R. Richard Fontaine, Chairman and Chief Executive Officer, indicated, “Our performance in 2007 was impressive from many perspectives. But what is particularly noteworthy is that 2007 was a transformative year with hardware sales setting records and the installed base of users reaching an all-time high. Likewise, the expanding demographic profile of the video game player has moved this business into the mainstream of entertainment. This will be compounded by a strong 2008 video game title lineup and the value aspect of GameStop’s used model that appeals to a broad base of budget conscious consumers.

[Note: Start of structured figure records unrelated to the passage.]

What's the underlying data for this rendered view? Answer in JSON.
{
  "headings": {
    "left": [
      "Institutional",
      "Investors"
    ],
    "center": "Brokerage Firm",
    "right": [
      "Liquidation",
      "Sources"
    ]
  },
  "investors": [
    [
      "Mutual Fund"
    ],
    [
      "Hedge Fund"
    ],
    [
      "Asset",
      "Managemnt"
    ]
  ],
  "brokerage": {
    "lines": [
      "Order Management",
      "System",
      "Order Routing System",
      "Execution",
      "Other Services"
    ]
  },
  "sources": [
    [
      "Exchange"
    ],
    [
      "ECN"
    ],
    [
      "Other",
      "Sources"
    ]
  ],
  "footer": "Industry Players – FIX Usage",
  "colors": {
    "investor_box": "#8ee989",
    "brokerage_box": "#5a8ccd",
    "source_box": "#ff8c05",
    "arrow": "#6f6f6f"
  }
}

“Prospects for the 575-600 new store openings in 2008 look very promising even with the current concerns about the US economy. As one of the few American retailers actively seeking many new sites, GameStop is positioned to secure better locations with more advantageous lease terms and is more frequently being viewed as a critical brand to anchor strip centers,” concluded Fontaine.

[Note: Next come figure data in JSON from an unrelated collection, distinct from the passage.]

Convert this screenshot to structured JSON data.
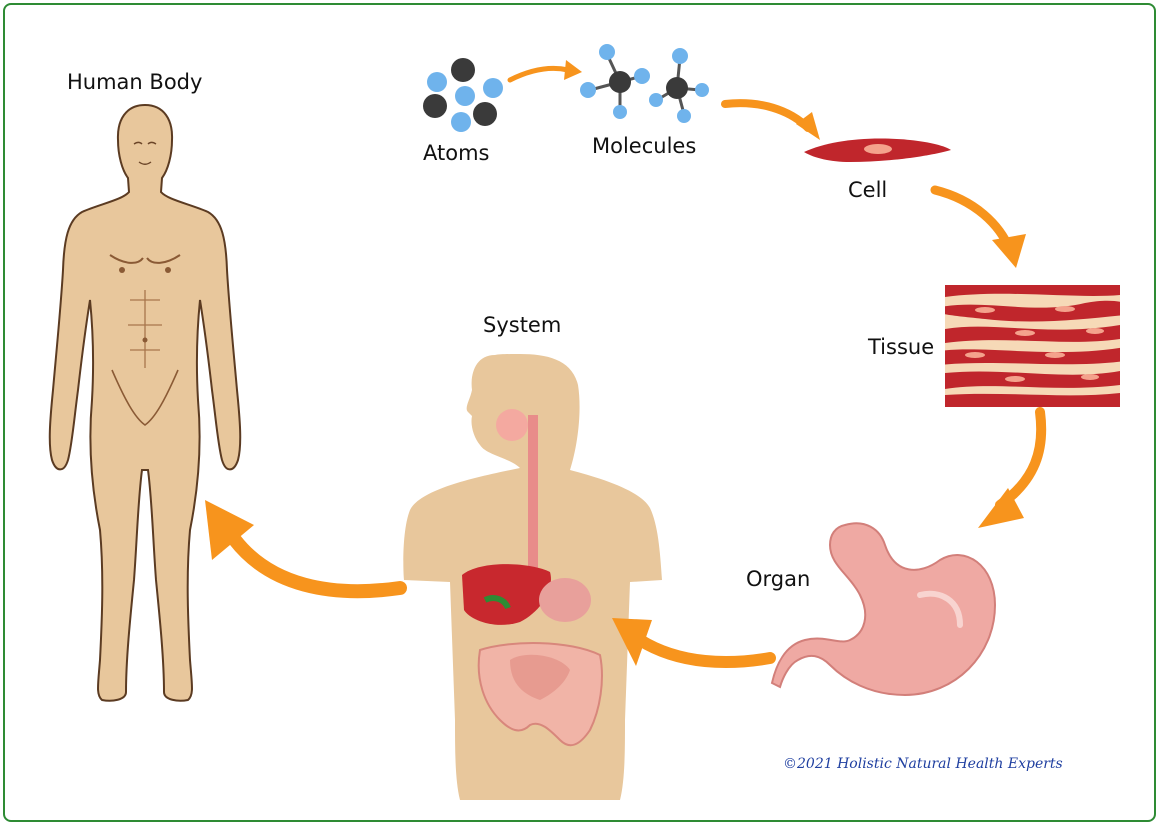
{
  "labels": {
    "human_body": "Human Body",
    "atoms": "Atoms",
    "molecules": "Molecules",
    "cell": "Cell",
    "tissue": "Tissue",
    "organ": "Organ",
    "system": "System"
  },
  "credit": "©2021 Holistic Natural Health Experts",
  "colors": {
    "frame": "#2e8b34",
    "arrow": "#f7941d",
    "skin": "#e8c79c",
    "tissue": "#c0262c",
    "stomach": "#efa9a3",
    "atom_blue": "#6fb3ec",
    "atom_dark": "#3a3a3a",
    "credit": "#1f3fa0"
  }
}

For fiscal 2008 (the 52-week year ending January 31, 2009), sales are projected to grow between 19.0% and 21.0%, with comparable store sales ranging from +10.0% to +12.0%, driven by a strong lineup of video game title releases across all platforms. Diluted earnings per share for the full year are expected to range from $2.25 to $2.34, an increase of between 25% and 30% over fiscal 2007. GameStop expects to open between 575 and 600 stores worldwide in fiscal 2008.

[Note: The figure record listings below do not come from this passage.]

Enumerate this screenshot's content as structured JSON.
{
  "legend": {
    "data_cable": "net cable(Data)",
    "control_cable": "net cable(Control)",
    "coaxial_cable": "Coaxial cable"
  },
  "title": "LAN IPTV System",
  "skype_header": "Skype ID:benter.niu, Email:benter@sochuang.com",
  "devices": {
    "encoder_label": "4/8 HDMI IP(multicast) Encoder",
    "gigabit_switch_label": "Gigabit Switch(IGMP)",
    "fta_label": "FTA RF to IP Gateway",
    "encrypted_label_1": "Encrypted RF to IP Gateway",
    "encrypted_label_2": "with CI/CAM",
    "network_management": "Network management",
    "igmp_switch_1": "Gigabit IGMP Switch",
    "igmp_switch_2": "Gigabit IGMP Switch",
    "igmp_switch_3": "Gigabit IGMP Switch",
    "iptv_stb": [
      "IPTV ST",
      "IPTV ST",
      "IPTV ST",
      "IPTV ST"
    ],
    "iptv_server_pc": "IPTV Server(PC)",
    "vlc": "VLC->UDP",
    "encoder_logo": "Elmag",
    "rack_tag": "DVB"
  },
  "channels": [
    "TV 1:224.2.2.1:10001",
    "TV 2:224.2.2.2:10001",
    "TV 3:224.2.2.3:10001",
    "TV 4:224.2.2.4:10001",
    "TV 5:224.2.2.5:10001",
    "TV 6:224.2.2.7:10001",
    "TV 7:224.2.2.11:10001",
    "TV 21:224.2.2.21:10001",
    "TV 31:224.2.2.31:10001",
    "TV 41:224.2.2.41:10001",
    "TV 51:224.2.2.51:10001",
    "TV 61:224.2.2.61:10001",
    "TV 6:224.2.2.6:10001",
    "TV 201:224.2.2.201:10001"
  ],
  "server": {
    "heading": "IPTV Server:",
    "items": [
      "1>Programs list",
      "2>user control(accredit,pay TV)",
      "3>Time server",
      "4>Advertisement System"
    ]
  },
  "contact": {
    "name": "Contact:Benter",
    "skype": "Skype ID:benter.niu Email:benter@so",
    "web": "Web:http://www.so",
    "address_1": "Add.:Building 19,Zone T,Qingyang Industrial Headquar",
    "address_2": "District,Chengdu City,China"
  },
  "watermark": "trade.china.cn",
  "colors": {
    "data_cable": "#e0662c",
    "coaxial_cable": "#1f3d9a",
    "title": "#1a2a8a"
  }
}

For the first quarter of fiscal 2008, the company expects comparable store sales to range from +24.0% to +25.0%, led by continued demand for all console and handheld systems as well as a strong slate of new video game releases, such as Nintendo’s SUPER SMASH BROS. BRAWL for the Wii, Capcom’s DEVIL MAY CRY 4 and GRAND THEFT AUTO IV from Take Two Interactive. Diluted earnings per share are expected to range from $0.32 to $0.33. This compares to earnings per share of $0.15 in the first quarter of 2007.
Looking beyond 2008, GameStop currently expects earnings per share to grow at least 25% in fiscal 2009 (the year ending January 2010) based on several key factors, including: the company’s growing worldwide retail footprint, the company’s ongoing cash generation, the continued expansion of the video game industry, and the broadening consumer base.
Note that guidance does not include debt retirement costs.